Temporal Alignment of Time Sensitive Facts with Activation Engineering
This addresses the issue of temporal relevance in LLM outputs for users needing accurate, time-sensitive information, representing an incremental improvement in efficiency over existing methods.
The paper tackles the problem of ensuring large language models generate time-appropriate factual responses by using activation engineering to temporally align models without training or dataset creation, achieving up to 44% improvement in relative prompting and comparable performance to fine-tuning methods.

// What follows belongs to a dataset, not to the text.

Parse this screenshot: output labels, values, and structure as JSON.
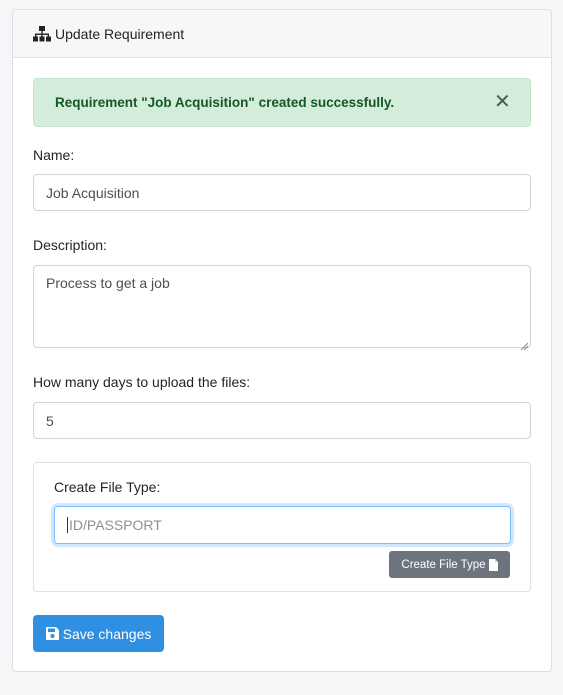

Large Language Models (LLMs) are trained on diverse and often conflicting knowledge spanning multiple domains and time periods. Some of this knowledge is only valid within specific temporal contexts, such as answering the question, "Who is the President of the United States in 2022?" Ensuring LLMs generate time appropriate responses is crucial for maintaining relevance and accuracy. In this work we explore activation engineering as a method for temporally aligning LLMs to improve factual recall without any training or dataset creation. In this research we explore an activation engineering technique to ground three versions of LLaMA 2 to specific points in time and examine the effects of varying injection layers and prompting strategies. Our experiments demonstrate up to a 44% and 16% improvement in relative and explicit prompting respectively, achieving comparable performance to the fine-tuning method proposed by Zhao et al. (2024) . Notably, our approach achieves similar results to the fine-tuning baseline while being significantly more computationally efficient and requiring no pre-aligned datasets.